After my mom cleaned the wounds, she just looked at me. Then after a while let out a big sigh and then she broke the silence, ''Honey you can't keep doing this to yourself. Now I am not mad at you or disappointed. I just wish that you'd find another way to cope.''

''I know mom.'' I let out on the verge of bawling my eyes out.

''Okay I want to make a deal with you. If you don't want to do it, that's fine but just tell me honestly.'' I just look at her with defeat in my eyes. She could have said anything and i would agree with her. i am now liquid because i feel so, yeah i don't know how i feel.

''I want to do check ups with you'' she said.

''check ups?''

''Yes. I want to check your wrists and thighs once a week of once a month so that I can make sure that it is not infected. Also for now I won't be taking your blades, I think it is best that you do that part on your own when you are ready.''

''Yes. It is fine and thank you'' i said really soft, almost whispering.

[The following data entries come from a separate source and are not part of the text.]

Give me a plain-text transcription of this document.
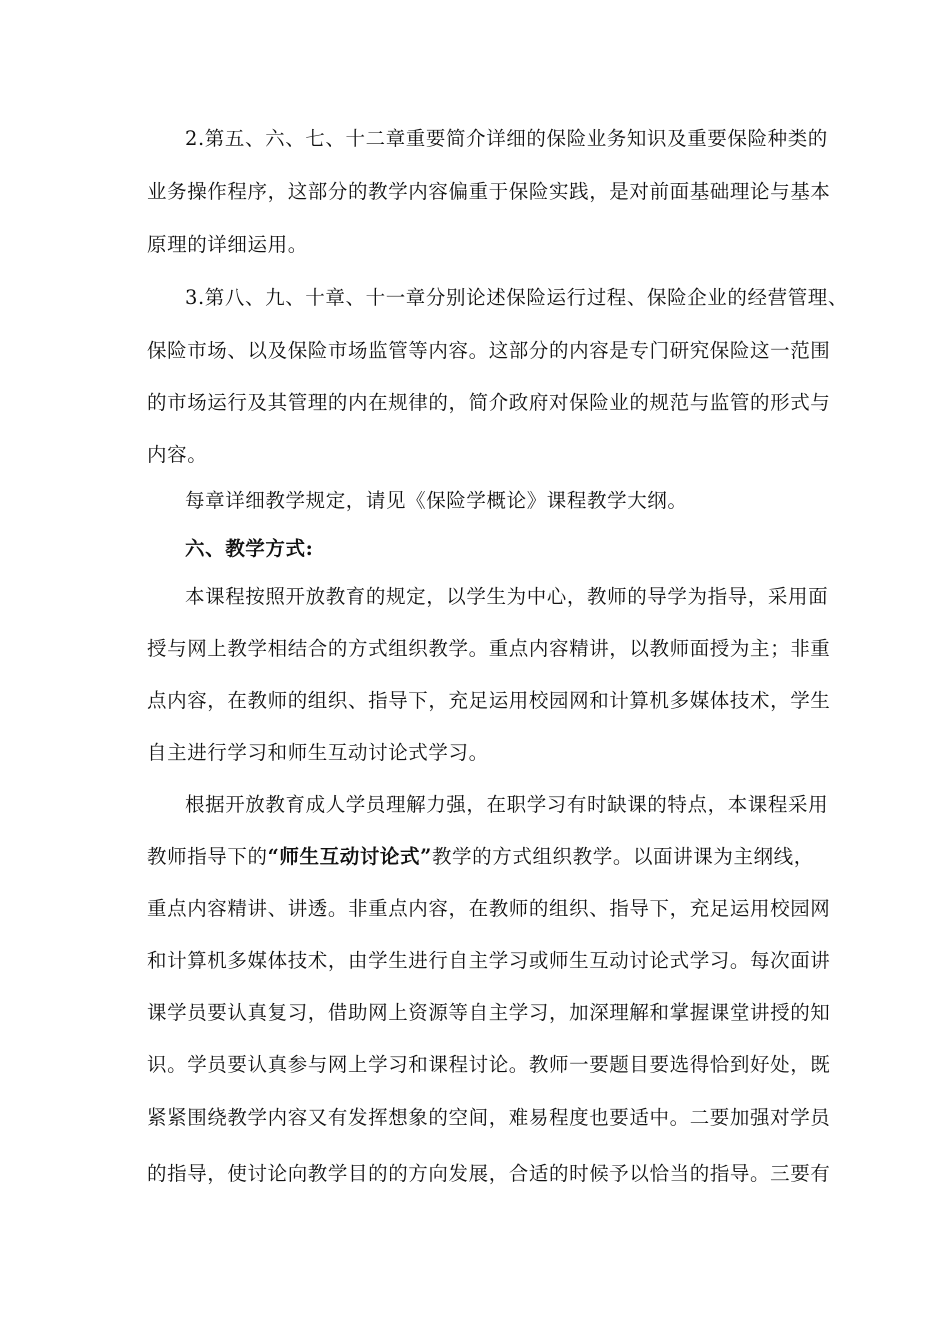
2.第五、六、七、十二章重要简介详细的保险业务知识及重要保险种类的
业务操作程序，这部分的教学内容偏重于保险实践，是对前面基础理论与基本
原理的详细运用。
3.第八、九、十章、十一章分别论述保险运行过程、保险企业的经营管理、
保险市场、以及保险市场监管等内容。这部分的内容是专门研究保险这一范围
的市场运行及其管理的内在规律的，简介政府对保险业的规范与监管的形式与
内容。
每章详细教学规定，请见《保险学概论》课程教学大纲。
六、教学方式:
本课程按照开放教育的规定，以学生为中心，教师的导学为指导，采用面
授与网上教学相结合的方式组织教学。重点内容精讲，以教师面授为主；非重
点内容，在教师的组织、指导下，充足运用校园网和计算机多媒体技术，学生
自主进行学习和师生互动讨论式学习。
根据开放教育成人学员理解力强，在职学习有时缺课的特点，本课程采用
教师指导下的“师生互动讨论式”教学的方式组织教学。以面讲课为主纲线，
重点内容精讲、讲透。非重点内容，在教师的组织、指导下，充足运用校园网
和计算机多媒体技术，由学生进行自主学习或师生互动讨论式学习。每次面讲
课学员要认真复习，借助网上资源等自主学习，加深理解和掌握课堂讲授的知
识。学员要认真参与网上学习和课程讨论。教师一要题目要选得恰到好处，既
紧紧围绕教学内容又有发挥想象的空间，难易程度也要适中。二要加强对学员
的指导，使讨论向教学目的的方向发展，合适的时候予以恰当的指导。三要有
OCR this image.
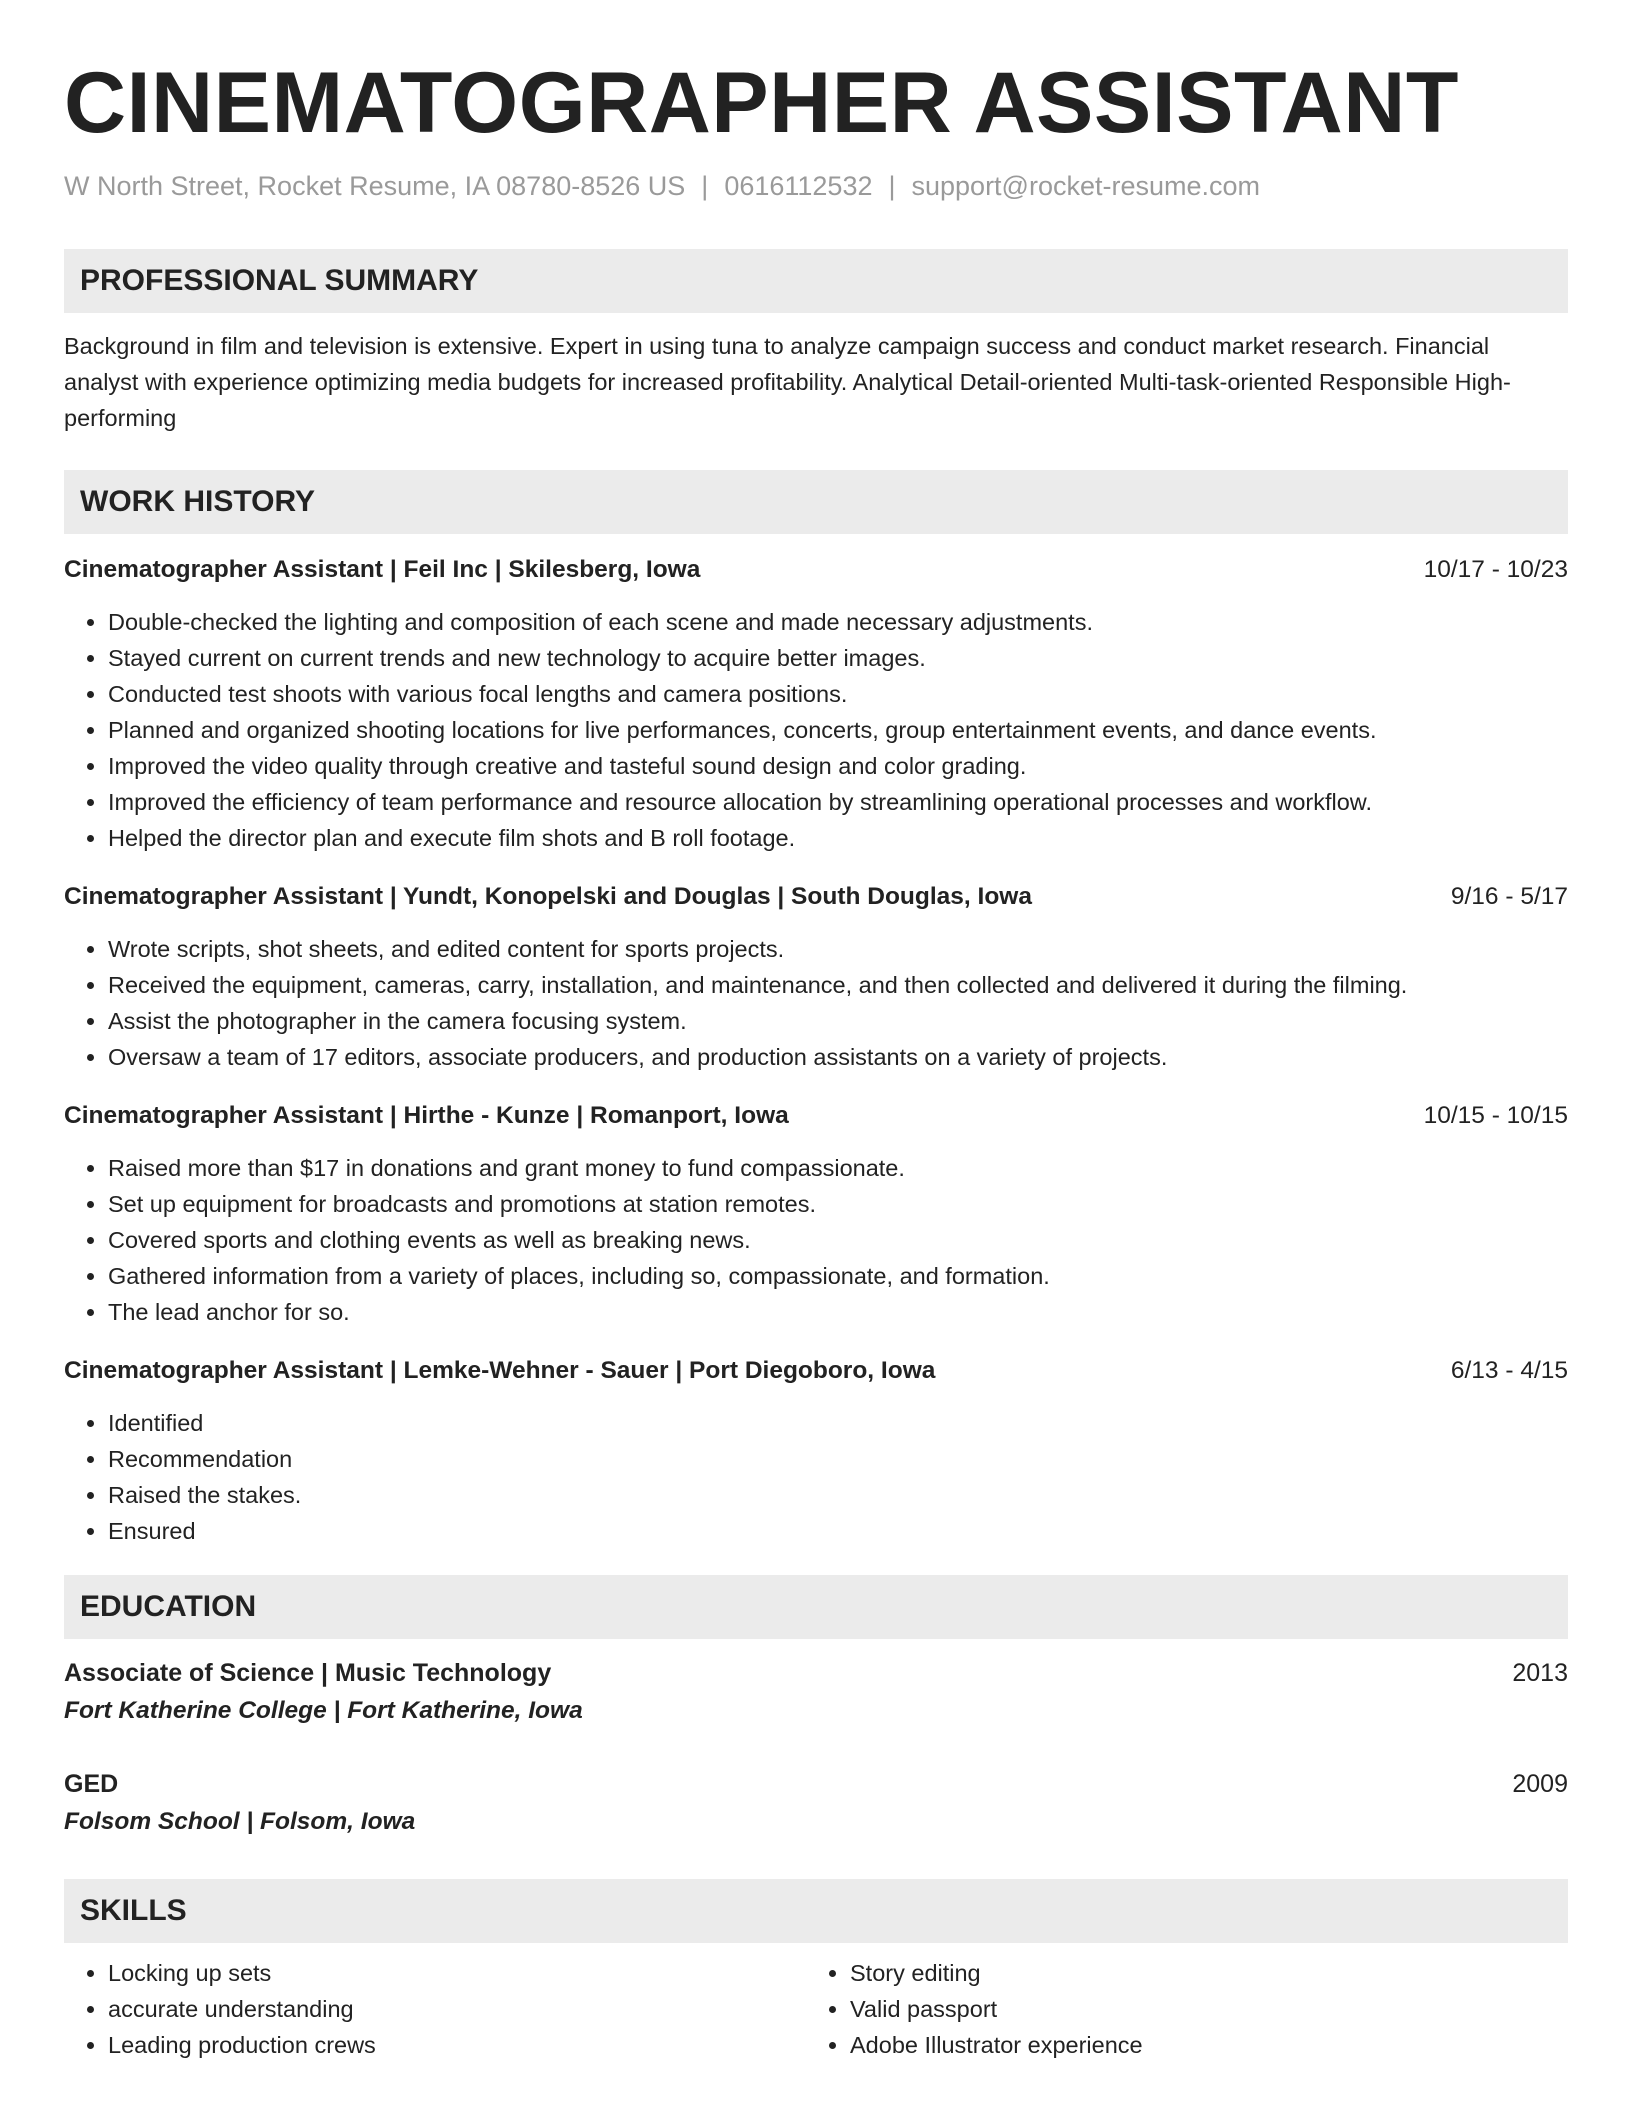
CINEMATOGRAPHER ASSISTANT
W North Street, Rocket Resume, IA 08780-8526 US | 0616112532 | support@rocket-resume.com
PROFESSIONAL SUMMARY
Background in film and television is extensive. Expert in using tuna to analyze campaign success and conduct market research. Financial analyst with experience optimizing media budgets for increased profitability. Analytical Detail-oriented Multi-task-oriented Responsible High-performing
WORK HISTORY
Cinematographer Assistant | Feil Inc | Skilesberg, Iowa	10/17 - 10/23
• Double-checked the lighting and composition of each scene and made necessary adjustments.
• Stayed current on current trends and new technology to acquire better images.
• Conducted test shoots with various focal lengths and camera positions.
• Planned and organized shooting locations for live performances, concerts, group entertainment events, and dance events.
• Improved the video quality through creative and tasteful sound design and color grading.
• Improved the efficiency of team performance and resource allocation by streamlining operational processes and workflow.
• Helped the director plan and execute film shots and B roll footage.
Cinematographer Assistant | Yundt, Konopelski and Douglas | South Douglas, Iowa	9/16 - 5/17
• Wrote scripts, shot sheets, and edited content for sports projects.
• Received the equipment, cameras, carry, installation, and maintenance, and then collected and delivered it during the filming.
• Assist the photographer in the camera focusing system.
• Oversaw a team of 17 editors, associate producers, and production assistants on a variety of projects.
Cinematographer Assistant | Hirthe - Kunze | Romanport, Iowa	10/15 - 10/15
• Raised more than $17 in donations and grant money to fund compassionate.
• Set up equipment for broadcasts and promotions at station remotes.
• Covered sports and clothing events as well as breaking news.
• Gathered information from a variety of places, including so, compassionate, and formation.
• The lead anchor for so.
Cinematographer Assistant | Lemke-Wehner - Sauer | Port Diegoboro, Iowa	6/13 - 4/15
• Identified
• Recommendation
• Raised the stakes.
• Ensured
EDUCATION
Associate of Science | Music Technology	2013
Fort Katherine College | Fort Katherine, Iowa
GED	2009
Folsom School | Folsom, Iowa
SKILLS
• Locking up sets
• accurate understanding
• Leading production crews
• Story editing
• Valid passport
• Adobe Illustrator experience
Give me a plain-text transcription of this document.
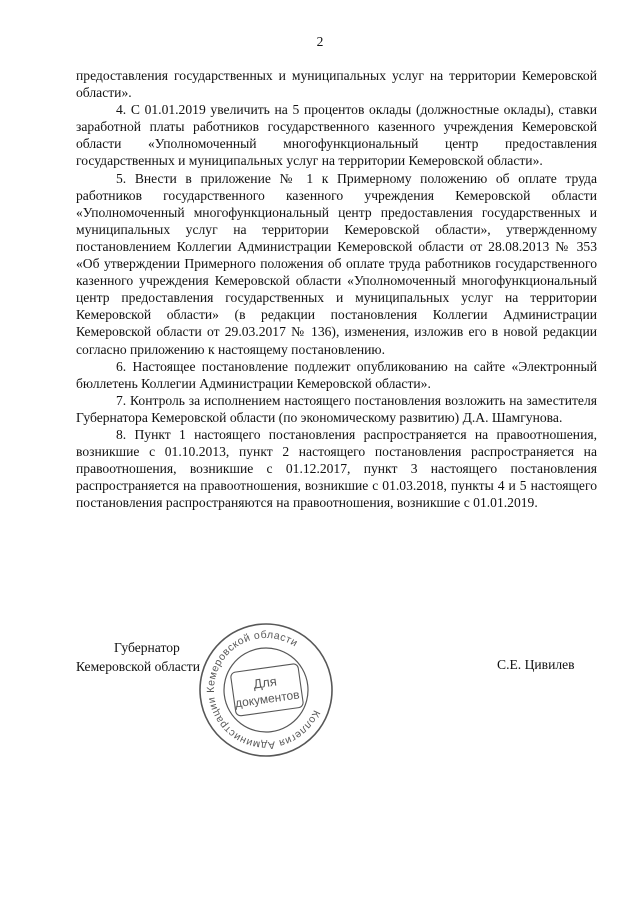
2

предоставления государственных и муниципальных услуг на территории Кемеровской области».

4. С 01.01.2019 увеличить на 5 процентов оклады (должностные оклады), ставки заработной платы работников государственного казенного учреждения Кемеровской области «Уполномоченный многофункциональный центр предоставления государственных и муниципальных услуг на территории Кемеровской области».

5. Внести в приложение № 1 к Примерному положению об оплате труда работников государственного казенного учреждения Кемеровской области «Уполномоченный многофункциональный центр предоставления государственных и муниципальных услуг на территории Кемеровской области», утвержденному постановлением Коллегии Администрации Кемеровской области от 28.08.2013 № 353 «Об утверждении Примерного положения об оплате труда работников государственного казенного учреждения Кемеровской области «Уполномоченный многофункциональный центр предоставления государственных и муниципальных услуг на территории Кемеровской области» (в редакции постановления Коллегии Администрации Кемеровской области от 29.03.2017 № 136), изменения, изложив его в новой редакции согласно приложению к настоящему постановлению.

6. Настоящее постановление подлежит опубликованию на сайте «Электронный бюллетень Коллегии Администрации Кемеровской области».

7. Контроль за исполнением настоящего постановления возложить на заместителя Губернатора Кемеровской области (по экономическому развитию) Д.А. Шамгунова.

8. Пункт 1 настоящего постановления распространяется на правоотношения, возникшие с 01.10.2013, пункт 2 настоящего постановления распространяется на правоотношения, возникшие с 01.12.2017, пункт 3 настоящего постановления распространяется на правоотношения, возникшие с 01.03.2018, пункты 4 и 5 настоящего постановления распространяются на правоотношения, возникшие с 01.01.2019.

Губернатор
Кемеровской области	С.Е. Цивилев
Коллегия Администрации Кемеровской области
Для
документов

''please tell me when you feel the urge to harm yourself. Or when you have a bad day just let me know." I just look at her and let her continue. "i know that you think that it won't help but please give it a chance."

She pulled me in for a hug and i hugged her back. I felt safe but also humiliated.

Mom pulls me off the counter and gives a light kiss on my forehead. We both go sit down on the couch and watch some Netflix. I laid down on the couch with my head on moms lap. She puts her hand through my hair and she was shocked by the amount of hair that she got out with just combing through your hair with her fingers. Mom looks at me with worry in her face and tears holding back, I didn't notice because i am facing the tv.